Il est totalement inutile de remplir à fond votre parachute. En effet, en remontant, l’air subira moins de pression et gagnera en volume, comme le rappellent les lois de Boyle et Mariotte, risquant ainsi de provoquer une remontée trop rapide ou d'endommager le parachute s'il est trop gonflé au départ. Gonfler le parachute à la profondeur des paliers présente un risque de remontée non maîtrisée, d’autant plus incontrôlable que le plongeur se trouve relativement près de la surface. Il est donc opportun d'utiliser un fil plus long de façon à pouvoir l’envoyer d’une profondeur plus importante, permettant un gonflage initial plus profond et une montée plus contrôlée.

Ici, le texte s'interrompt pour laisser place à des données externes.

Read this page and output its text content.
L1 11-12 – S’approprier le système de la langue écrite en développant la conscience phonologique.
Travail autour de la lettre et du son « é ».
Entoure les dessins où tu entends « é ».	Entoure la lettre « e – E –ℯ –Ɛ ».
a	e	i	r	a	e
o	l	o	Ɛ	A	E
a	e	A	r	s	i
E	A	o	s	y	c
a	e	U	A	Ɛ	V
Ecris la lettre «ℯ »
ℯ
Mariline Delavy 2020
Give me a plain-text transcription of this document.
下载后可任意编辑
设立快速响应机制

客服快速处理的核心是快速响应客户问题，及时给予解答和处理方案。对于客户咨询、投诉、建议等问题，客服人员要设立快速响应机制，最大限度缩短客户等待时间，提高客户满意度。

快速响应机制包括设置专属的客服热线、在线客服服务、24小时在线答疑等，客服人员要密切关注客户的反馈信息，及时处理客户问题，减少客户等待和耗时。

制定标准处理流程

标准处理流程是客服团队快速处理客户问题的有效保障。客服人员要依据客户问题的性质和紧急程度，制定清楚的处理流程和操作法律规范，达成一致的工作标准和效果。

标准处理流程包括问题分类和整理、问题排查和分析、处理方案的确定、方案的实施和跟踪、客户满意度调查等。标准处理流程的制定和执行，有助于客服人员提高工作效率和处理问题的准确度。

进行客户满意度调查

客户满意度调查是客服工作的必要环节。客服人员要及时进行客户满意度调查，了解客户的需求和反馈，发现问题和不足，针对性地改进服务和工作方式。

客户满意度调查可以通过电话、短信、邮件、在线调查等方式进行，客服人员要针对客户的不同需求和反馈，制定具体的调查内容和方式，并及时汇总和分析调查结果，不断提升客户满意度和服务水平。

Surtout, surtout vous ne vous y accrochez pas ! Sinon vous remontez avec lui, ce qui n’est, bien sûr, pas souhaité du tout ! Le risque d’être emporté est bien réel. J’en connais qui très souvent sont remontés de plusieurs mètres, rien qu’en opérant la sortie de leur outil ! Hum ! Dans tous les cas, si vous vous sentez emporter rapidement vers le haut, lâchez votre parachute en le gardant en vue. Et revenez le chercher calmement. Pour cela, même si vous utilisez un finger-spool ou un dévidoir, n’accrochez jamais votre parachute à votre gilet durant la manipulation. J’en ai aussi vu certains qui tentaient de rattraper le plomb lâché trop vite en plongeant à sa poursuite, alors même qu’ils ne sont plus sensés redescendre ! Oui ri, parce que, très fréquemment, une fois remontés sur le bateau, on plaisante et on échange ensuite des blagues graveleuses sur l’incapacité de certains à garder son parachute bien droit, bien rigide. Mais plaisanteries mises à part, la maîtrise de cet exercice est cruciale.